El papa León XIV se despide de los jóvenes en la vigilia de Madrid
Madrid, 6 jun (EFE).- El papa León XIV se ha despedido de los jóvenes que asistieron a la vigilia en la Plaza de Lima, un evento que congregó a más de medio millón de personas. La despedida estuvo marcada por gritos de 'Viva el papa', un espectáculo de fuegos artificiales que duró aproximadamente siete minutos, y el himno del viaje que sonó mientras el pontífice abandonaba el escenario.
Un ambiente de fervor y emoción
A las 22:30 horas, el pontífice saludó con la mano desde el escenario, despidiéndose de los miles de asistentes que coreaban su nombre y lanzaban consignas como 'León, amigo, España está contigo'. Los fuegos artificiales iluminaron el cielo de Madrid, creando un ambiente de celebración y recogimiento.

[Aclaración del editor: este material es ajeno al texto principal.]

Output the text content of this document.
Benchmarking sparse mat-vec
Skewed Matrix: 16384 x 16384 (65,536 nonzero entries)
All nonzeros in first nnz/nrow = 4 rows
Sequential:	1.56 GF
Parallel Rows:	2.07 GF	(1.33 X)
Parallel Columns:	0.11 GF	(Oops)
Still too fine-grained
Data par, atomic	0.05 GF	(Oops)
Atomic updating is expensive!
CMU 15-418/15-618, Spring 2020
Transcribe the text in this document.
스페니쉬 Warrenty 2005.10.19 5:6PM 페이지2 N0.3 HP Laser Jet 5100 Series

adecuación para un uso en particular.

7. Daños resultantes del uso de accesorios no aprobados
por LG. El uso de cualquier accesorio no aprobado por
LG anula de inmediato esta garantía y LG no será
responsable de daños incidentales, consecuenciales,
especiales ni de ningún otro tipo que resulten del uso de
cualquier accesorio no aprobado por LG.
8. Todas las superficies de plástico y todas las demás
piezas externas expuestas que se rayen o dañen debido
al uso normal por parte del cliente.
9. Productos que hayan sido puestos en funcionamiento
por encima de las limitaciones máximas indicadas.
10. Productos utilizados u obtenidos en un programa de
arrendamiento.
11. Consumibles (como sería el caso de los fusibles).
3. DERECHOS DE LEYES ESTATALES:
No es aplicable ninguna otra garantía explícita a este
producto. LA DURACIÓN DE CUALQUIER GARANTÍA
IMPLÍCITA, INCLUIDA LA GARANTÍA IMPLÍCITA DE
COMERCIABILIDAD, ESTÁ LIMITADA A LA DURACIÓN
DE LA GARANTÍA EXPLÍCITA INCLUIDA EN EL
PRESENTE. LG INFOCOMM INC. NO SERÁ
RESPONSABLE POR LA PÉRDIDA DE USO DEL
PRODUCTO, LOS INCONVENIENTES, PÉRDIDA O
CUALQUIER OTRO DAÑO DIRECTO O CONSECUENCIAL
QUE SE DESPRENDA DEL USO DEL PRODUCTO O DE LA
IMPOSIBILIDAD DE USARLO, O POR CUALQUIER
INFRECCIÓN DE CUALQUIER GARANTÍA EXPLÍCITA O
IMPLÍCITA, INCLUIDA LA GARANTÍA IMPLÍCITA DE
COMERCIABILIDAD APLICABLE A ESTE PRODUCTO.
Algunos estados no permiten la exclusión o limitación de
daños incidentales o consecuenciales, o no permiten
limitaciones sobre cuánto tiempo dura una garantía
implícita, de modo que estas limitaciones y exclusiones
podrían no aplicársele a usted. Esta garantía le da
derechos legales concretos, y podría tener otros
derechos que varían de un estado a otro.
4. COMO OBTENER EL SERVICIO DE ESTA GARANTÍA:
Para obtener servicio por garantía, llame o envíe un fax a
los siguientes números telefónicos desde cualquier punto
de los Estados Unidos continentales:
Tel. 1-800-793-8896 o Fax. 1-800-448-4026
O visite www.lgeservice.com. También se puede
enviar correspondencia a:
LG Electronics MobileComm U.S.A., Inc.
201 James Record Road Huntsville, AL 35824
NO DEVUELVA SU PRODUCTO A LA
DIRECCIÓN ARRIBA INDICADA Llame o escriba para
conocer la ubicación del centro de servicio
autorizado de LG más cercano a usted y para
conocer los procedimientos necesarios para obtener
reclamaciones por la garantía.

El diálogo con los jóvenes y la parábola del buen samaritano
Tras su llegada a la plaza a las 20:45 horas y las palabras de bienvenida del arzobispo de Madrid, se representó una adaptación de la parábola del buen samaritano del musical Godspell, dirigido y producido por Antonio Banderas, quien estuvo presente entre los asistentes. En un espacio más íntimo, situado en la parte derecha del escenario, el papa dialogó con seis jóvenes. León XIV, sentado en un sillón blanco, estuvo acompañado por el cardenal Cobo a su derecha y el maestro de las Ceremonias Litúrgicas Pontificias, Diego Giovanni Ravelli, a su izquierda.

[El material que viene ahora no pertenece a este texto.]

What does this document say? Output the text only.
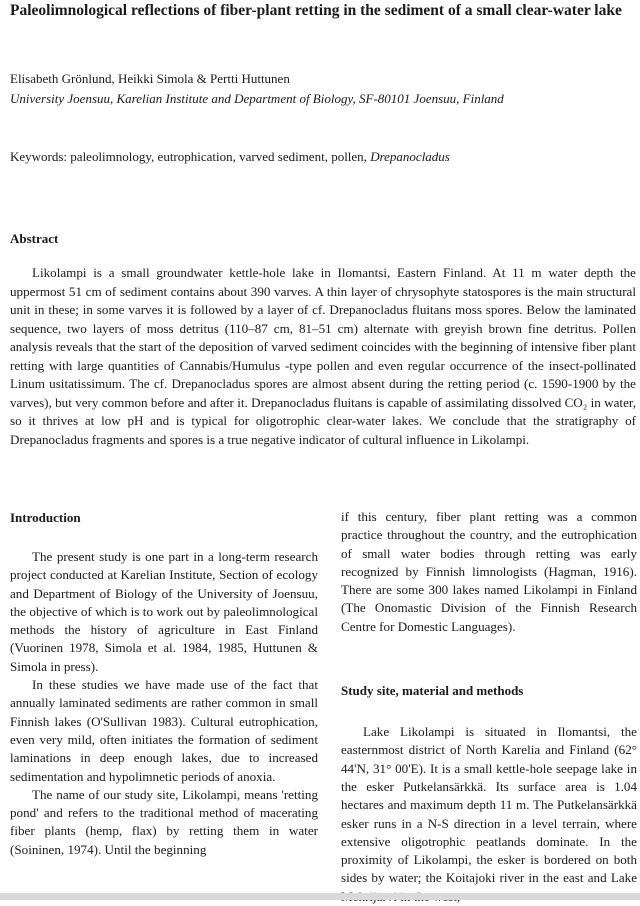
Paleolimnological reflections of fiber-plant retting in the sediment of a small clear-water lake

Elisabeth Grönlund, Heikki Simola & Pertti Huttunen

University Joensuu, Karelian Institute and Department of Biology, SF-80101 Joensuu, Finland

Keywords: paleolimnology, eutrophication, varved sediment, pollen, Drepanocladus

Abstract

Likolampi is a small groundwater kettle-hole lake in Ilomantsi, Eastern Finland. At 11 m water depth the uppermost 51 cm of sediment contains about 390 varves. A thin layer of chrysophyte statospores is the main structural unit in these; in some varves it is followed by a layer of cf. Drepanocladus fluitans moss spores. Below the laminated sequence, two layers of moss detritus (110–87 cm, 81–51 cm) alternate with greyish brown fine detritus. Pollen analysis reveals that the start of the deposition of varved sediment coincides with the beginning of intensive fiber plant retting with large quantities of Cannabis/Humulus -type pollen and even regular occurrence of the insect-pollinated Linum usitatissimum. The cf. Drepanocladus spores are almost absent during the retting period (c. 1590-1900 by the varves), but very common before and after it. Drepanocladus fluitans is capable of assimilating dissolved CO₂ in water, so it thrives at low pH and is typical for oligotrophic clear-water lakes. We conclude that the stratigraphy of Drepanocladus fragments and spores is a true negative indicator of cultural influence in Likolampi.

Introduction

The present study is one part in a long-term research project conducted at Karelian Institute, Section of ecology and Department of Biology of the University of Joensuu, the objective of which is to work out by paleolimnological methods the history of agriculture in East Finland (Vuorinen 1978, Simola et al. 1984, 1985, Huttunen & Simola in press).

In these studies we have made use of the fact that annually laminated sediments are rather common in small Finnish lakes (O'Sullivan 1983). Cultural eutrophication, even very mild, often initiates the formation of sediment laminations in deep enough lakes, due to increased sedimentation and hypolimnetic periods of anoxia.

The name of our study site, Likolampi, means 'retting pond' and refers to the traditional method of macerating fiber plants (hemp, flax) by retting them in water (Soininen, 1974). Until the beginning

if this century, fiber plant retting was a common practice throughout the country, and the eutrophication of small water bodies through retting was early recognized by Finnish limnologists (Hagman, 1916). There are some 300 lakes named Likolampi in Finland (The Onomastic Division of the Finnish Research Centre for Domestic Languages).

Study site, material and methods

Lake Likolampi is situated in Ilomantsi, the easternmost district of North Karelia and Finland (62° 44'N, 31° 00'E). It is a small kettle-hole seepage lake in the esker Putkelansärkkä. Its surface area is 1.04 hectares and maximum depth 11 m. The Putkelansärkkä esker runs in a N-S direction in a level terrain, where extensive oligotrophic peatlands dominate. In the proximity of Likolampi, the esker is bordered on both sides by water; the Koitajoki river in the east and Lake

La cruz Peregrina y la adoración eucarística
Al finalizar el diálogo, el pontífice firmó la cruz Peregrina de estilo bizantino, elaborada por el artesano madrileño Samuel González para la ocasión. Uno de los jóvenes le explicó: "Es una cruz que nos acompañará en todos los momentos que vivamos juntos los jóvenes de la Iglesia de Madrid y que nos recordará siempre el encuentro que hemos tenido con usted esta tarde". A las 21:35, el papa se retiró a la sacristía para revestirse para la adoración eucarística, que comenzó diez minutos después. En un silencio absoluto, con más de medio millón de personas congregadas, se proyectaron cinco imágenes de cuadros del Museo del Prado que reproducen "momentos luminosos" mientras se rezaba en la pantalla gigante del escenario. La adoración incluyó momentos de oración, cantos del coro, lecturas del Evangelio y peticiones leídas por algunos de los treinta jóvenes que acompañaban al papa en el escenario, convertido en altar. La bendición del Santo Padre puso fin a la ceremonia, aunque se escucharon vítores en varios momentos a pesar de la solemnidad.